Хотя это мнение не совсем нелепо, но раз ты сознал свою ошибку в первом случае, ты неизбежно должен будешь признать, что ошибся и во втором.
Стало быть, ты утверждаешь, что упасть и лежать – одно и то же?
Напротив, это – различные вещи; однако глаголы «желал» и «желаю», хоть и различны по времени, по сути своей и в душе желающего тождественны.
Чувствую, какою сетью ты пытаешься меня опутать; но из двух борцов тот, который стяжал победу ловкостью, – не сильнейший, а только хитрейший.
Мы говорим пред лицом Истины, которой любезна во всем простота, а лукавство противно; и для того, чтобы ты ясно видел это, мы будем отныне продолжать с наивозможной простотою.
Я ничего не мог бы услышать более приятного. Итак, скажи мне, – так как речь шла обо мне, – какими доводами ты докажешь мне, что мое несчастие, которого я не отрицаю, еще и сейчас существует по моей воле, тогда как я, напротив, чувствую, что ничто так не терзает меня, ничто в такой степени не противоречит моему желанию, и, однако, дальше не могу; ступить ни шагу?
Если только ты будешь твердо держаться того, что условлено между нами, я покажу тебе, что ты должен был употребить другие слова.
О каком уговоре ты напоминаешь и какие советуешь мне употреблять слова?
Мы условились отвергнуть все козни обмана и с полной искренностью добиваться истины. Что же касается слов, которые ты должен употреблять, то я хотел бы, чтобы ты признался, что вместо слов «не мог» следовало бы сказать «не пожелал».
Мы никогда не кончим, потому что я никогда не признаюсь в этом.

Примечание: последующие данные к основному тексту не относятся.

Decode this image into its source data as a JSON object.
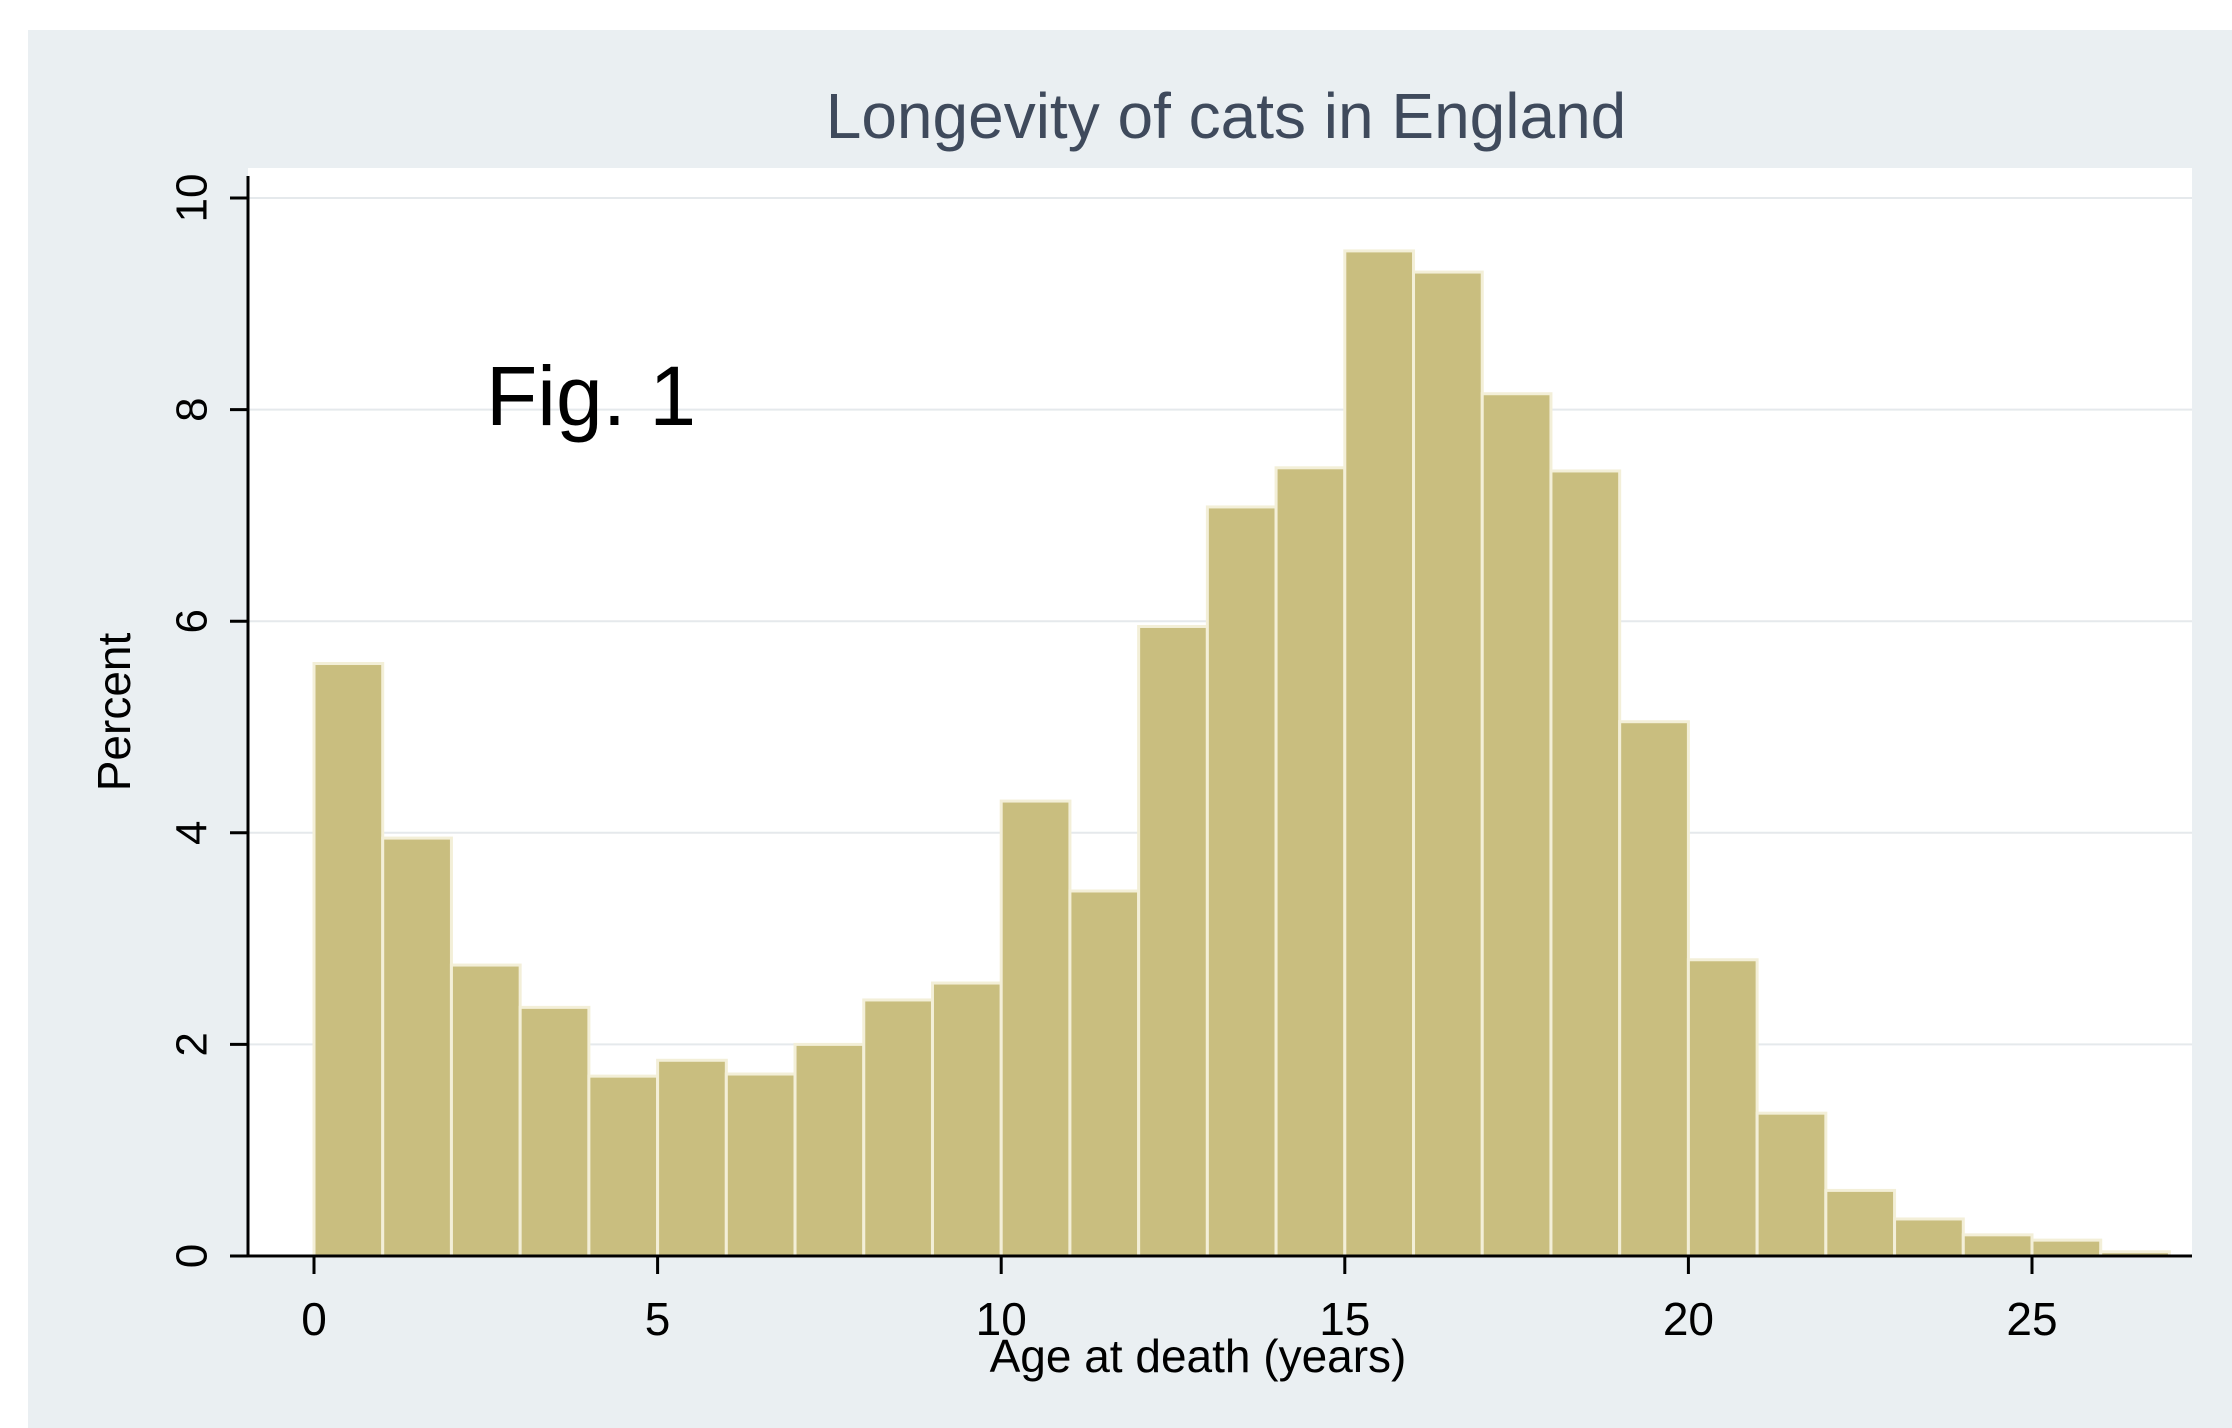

Сам я знаю, и ты мне свидетель, сколько раз я хотел и не мог, сколько слез я пролил бесплодно.
Могу свидетельствовать о многих твоих слезах, но о твоей доброй воле – нисколько.
Зову в свидетели небо (из людей, я думаю, никто того не знает), сколько я выстрадал и как страстно желал подняться, если бы только это было возможно.
Умолкни, ибо раньше смешается небо с землею, раньше звезды упадут с неба и восстанут друг на друга ныне дружественные стихии, чем Истина, которая здесь творит суд между мной и тобою, даст себя обмануть.
Что же ты хочешь сказать?
Что сознание часто исторгало у тебя слезы, но воли твоей не меняло.
Сколько раз я повторял, что сделать больше было мне не под силу.
И сколько раз я отвечал, что ты скорее не хотел. Однако я не удивляюсь, что ты блуждаешь теперь по окольным дорогам, на которых я сам мыкался в былое время, когда замышлял вступить на новый путь жизни. Я рвал на себе волосы, бил себя по лбу, ломал пальцы, наконец, обхватив колена руками, наполнял небо и воздух невыразимо горькими вздохами и орошал землю обильными слезами; и однако, среди всей этой горести я оставался тем же, чем был, пока наконец глубокое раздумье не представило мне воочию всю бедственность моего положения. Итак, лишь только я вполне пожелал, я тотчас и смог и с чудесной, благодатной быстротой превратился в другого Августина, чью историю, если не ошибаюсь, ты знаешь по моей Исповеди.
Конечно, знаю и никогда не забуду той спасительной смоковницы, в тени которой совершилось это чудо.